Fixed and mobile network operators are expected to invest $US10.1 billion in IMS capital infrastructure between 2006 and 2011, and generate $US49.6 billion in service revenue from IMS-enabled applications within that time, according to ABI Research.
But there may be no more discouraging a topic than securing an IMS network. Recent events and published reports indicate that IMS security specifications are lacking, and that the architecture may open up more vulnerabilities than benefits.
"There definitely were security gaps in the standard right out of the gate," says Tom Valovic, a telecom analyst at IDC. "Many vendors are somewhat vague concerning the types of security issues associated with wireless."
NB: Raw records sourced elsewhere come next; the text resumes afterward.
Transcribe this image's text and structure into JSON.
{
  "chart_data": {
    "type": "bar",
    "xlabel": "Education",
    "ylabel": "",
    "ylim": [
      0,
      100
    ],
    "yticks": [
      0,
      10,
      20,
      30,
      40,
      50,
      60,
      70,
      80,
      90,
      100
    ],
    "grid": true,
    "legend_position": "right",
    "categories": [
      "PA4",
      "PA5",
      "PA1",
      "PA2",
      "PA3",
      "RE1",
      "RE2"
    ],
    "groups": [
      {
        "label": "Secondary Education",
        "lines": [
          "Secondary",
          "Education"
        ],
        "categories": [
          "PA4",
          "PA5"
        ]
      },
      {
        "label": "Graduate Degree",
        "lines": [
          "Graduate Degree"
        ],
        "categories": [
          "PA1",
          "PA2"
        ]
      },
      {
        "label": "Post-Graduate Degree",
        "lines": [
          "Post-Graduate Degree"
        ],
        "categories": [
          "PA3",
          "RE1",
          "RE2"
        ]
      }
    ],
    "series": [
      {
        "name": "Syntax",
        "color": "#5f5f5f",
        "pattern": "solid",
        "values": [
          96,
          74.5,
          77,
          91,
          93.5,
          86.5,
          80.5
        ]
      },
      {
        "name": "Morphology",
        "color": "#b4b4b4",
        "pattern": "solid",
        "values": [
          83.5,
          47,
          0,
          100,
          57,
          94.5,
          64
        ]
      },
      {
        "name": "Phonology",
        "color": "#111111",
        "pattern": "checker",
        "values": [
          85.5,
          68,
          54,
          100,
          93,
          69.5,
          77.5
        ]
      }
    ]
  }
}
Gaps in fixed-line applications are being addressed with standards efforts such as TISPAN and products such as session border controllers, Valovic says. Yet wireless remains a challenge, he says.
"I've seen less definition on the wireless side," Valovic says.
That's one of the reasons Verizon Wireless decided to develop Advances to IMS (A-IMS), a framework for mobile networks that attempts to fill in perceived gaps in IMS. And Sipera Systems, a maker of products for VoIP, mobile and multimedia security, recently authored an article in a monthly industry periodical describing a litany of vulnerabilities unique to and inherited by IMS.
In that article, Sipera claims to have identified in its labs more than 90 "major classes" of unique vulnerabilities and over 20,000 attacks that can be launched against IMS networks. Most of these vulnerabilities and attacks, however, are common to IP data and VoIP networks as well, says Sipera CTO Krishna Kurapati.
But securing IMS is a much tougher task.
"You have multiple channels of communication and states [in IMS] that complicates matters," Kurapati says, referring to the various packet data gateways, call servers, media gateways and home subscriber servers that IMS specifies. "There are multiple states that are getting involved simultaneously. You could launch multiple attacks against each of those servers and clients."
And building an attack mechanism for IMS is easy and inexpensive, Kurapati says. IMS specifications are published on the Third Generation Partnership Project (3GPP) Web site, and other components are available freely as open source software.
Hackers can also write scripts to read IMS Subscriber Identity Module (SIM) cards with which to gain access to the IMS network, he says.
Once inside, a hacker can launch denial of service (DoS) and distributed DoS attacks by flooding IMS elements with calls, as well as stealth attacks, in which certain IMS elements are targeted for floods by one or more DoS sources, Kurapati says.